Checking the Generated Config
For each Ingress/VirtualServer resource, the Ingress Controller generates a corresponding NGINX configuration file in the /etc/nginx/conf.d
folder. Additionally, the Ingress Controller generates the main configuration file /etc/nginx/nginx.conf
, which includes all the configurations files from /etc/nginx/conf.d
. The config of a VirtualServerRoute resource is located in the configuration file of the VirtualServer that references the resource.
You can view the content of the main configuration file by running:
$ kubectl exec <nginx-ingress-pod> -n nginx-ingress -- cat /etc/nginx/nginx.conf
Similarly, you can view the content of any generated configuration file in the /etc/nginx/conf.d
folder.
You can also print all NGINX configuration files together:
$ kubectl exec <nginx-ingress-pod> -n nginx-ingress -- nginx -T
However, this command will fail if any of the configuration files is not valid.
Checking the Live Activity Monitoring Dashboard
The live activity monitoring dashboard shows the real-time information about NGINX Plus and the applications it is load balancing, which is helpful for troubleshooting.
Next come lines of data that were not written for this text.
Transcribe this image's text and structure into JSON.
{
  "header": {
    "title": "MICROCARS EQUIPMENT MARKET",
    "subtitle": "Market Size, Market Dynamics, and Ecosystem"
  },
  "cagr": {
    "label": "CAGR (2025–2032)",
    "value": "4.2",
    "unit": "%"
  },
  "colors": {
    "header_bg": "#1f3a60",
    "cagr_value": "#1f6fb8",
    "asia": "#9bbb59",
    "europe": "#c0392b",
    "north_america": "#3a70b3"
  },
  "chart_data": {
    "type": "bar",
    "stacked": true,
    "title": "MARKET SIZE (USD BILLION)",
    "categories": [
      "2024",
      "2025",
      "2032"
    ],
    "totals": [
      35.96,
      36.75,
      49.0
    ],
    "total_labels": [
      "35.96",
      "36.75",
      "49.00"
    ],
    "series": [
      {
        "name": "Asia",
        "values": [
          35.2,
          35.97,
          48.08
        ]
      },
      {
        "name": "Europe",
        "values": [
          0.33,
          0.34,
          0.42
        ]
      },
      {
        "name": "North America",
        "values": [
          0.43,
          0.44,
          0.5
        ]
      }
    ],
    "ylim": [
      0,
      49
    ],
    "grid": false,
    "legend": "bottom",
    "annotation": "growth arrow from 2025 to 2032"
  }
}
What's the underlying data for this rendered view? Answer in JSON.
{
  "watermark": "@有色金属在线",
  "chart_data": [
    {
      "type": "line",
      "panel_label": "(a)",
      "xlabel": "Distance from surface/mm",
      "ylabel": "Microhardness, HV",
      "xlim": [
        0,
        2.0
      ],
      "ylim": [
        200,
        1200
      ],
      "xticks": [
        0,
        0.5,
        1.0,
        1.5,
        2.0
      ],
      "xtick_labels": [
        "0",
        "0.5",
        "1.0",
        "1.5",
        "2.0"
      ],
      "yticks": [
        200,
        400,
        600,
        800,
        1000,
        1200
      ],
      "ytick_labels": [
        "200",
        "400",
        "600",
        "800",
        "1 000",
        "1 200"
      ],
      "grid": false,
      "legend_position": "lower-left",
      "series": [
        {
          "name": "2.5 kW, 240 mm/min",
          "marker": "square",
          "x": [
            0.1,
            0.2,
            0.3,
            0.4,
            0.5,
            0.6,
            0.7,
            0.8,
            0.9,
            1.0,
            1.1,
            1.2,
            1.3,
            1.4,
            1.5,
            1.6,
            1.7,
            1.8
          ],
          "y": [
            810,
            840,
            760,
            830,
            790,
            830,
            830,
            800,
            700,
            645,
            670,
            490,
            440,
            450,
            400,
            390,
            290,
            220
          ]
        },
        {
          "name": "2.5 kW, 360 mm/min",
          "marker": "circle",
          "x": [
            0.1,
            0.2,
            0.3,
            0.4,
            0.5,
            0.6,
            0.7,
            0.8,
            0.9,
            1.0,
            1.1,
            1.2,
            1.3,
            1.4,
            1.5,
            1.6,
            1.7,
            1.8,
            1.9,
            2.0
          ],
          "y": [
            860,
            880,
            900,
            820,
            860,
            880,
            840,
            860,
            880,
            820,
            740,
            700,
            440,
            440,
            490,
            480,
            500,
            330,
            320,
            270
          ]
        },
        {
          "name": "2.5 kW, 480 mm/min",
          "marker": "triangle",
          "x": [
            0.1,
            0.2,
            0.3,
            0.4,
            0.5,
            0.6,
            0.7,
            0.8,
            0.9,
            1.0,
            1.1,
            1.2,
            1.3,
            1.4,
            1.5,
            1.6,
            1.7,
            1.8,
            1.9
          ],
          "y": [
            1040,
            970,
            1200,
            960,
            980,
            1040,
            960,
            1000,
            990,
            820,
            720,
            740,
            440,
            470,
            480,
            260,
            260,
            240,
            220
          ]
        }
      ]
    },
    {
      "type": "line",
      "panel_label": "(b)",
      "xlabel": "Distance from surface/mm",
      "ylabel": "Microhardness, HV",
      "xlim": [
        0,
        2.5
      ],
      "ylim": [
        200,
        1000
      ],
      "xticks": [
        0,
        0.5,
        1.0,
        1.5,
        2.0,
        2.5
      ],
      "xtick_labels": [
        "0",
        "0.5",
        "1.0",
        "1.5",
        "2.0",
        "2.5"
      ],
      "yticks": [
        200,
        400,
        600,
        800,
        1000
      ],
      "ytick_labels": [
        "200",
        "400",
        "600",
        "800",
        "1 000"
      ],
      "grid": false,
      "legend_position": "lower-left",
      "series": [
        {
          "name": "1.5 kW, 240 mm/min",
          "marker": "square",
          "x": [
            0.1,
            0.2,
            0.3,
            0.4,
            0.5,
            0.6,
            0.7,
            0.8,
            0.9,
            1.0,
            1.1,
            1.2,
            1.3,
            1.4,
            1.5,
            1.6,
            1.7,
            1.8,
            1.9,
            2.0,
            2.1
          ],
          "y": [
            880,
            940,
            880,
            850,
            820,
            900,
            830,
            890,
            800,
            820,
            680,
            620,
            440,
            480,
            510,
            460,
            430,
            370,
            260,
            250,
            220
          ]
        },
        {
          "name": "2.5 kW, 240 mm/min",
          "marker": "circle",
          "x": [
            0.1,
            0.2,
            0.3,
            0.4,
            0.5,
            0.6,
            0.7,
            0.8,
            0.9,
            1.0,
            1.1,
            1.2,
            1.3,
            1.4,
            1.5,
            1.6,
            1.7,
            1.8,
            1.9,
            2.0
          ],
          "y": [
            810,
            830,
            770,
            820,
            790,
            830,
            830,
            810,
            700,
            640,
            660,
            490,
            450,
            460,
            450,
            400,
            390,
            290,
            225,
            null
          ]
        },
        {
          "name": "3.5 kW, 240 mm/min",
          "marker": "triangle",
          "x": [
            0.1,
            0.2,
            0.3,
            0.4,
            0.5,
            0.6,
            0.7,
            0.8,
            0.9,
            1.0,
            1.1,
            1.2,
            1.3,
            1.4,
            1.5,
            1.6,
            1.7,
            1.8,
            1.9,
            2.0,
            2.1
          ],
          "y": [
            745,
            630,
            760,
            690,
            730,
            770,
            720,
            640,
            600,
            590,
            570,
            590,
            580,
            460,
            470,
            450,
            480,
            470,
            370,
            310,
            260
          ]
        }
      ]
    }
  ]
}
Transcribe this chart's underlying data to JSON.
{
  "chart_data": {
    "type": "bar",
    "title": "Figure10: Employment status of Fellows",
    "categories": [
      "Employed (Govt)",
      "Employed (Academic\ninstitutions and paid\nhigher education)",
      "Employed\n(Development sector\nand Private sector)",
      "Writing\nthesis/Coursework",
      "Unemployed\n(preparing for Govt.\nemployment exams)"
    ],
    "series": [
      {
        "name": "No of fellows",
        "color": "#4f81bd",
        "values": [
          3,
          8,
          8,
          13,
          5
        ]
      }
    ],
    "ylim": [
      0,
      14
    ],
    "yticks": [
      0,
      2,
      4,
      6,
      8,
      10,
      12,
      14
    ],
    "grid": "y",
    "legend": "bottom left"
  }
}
To access the dashboard, follow the steps from here.
Running NGINX in the Debug Mode
Running NGINX in the debug mode allows us to enable its debug logs, which can help to troubleshoot problems in NGINX. Note that it is highly unlikely that a problem you encounter with the Ingress Controller is caused by a bug in the NGINX code, but it is rather caused by NGINX misconfiguration. Thus, this method is rarely needed.
To enable the debug mode, set the error-log-level
to debug
in the ConfigMap and use the -nginx-debug
command-line argument when running the Ingress Controller.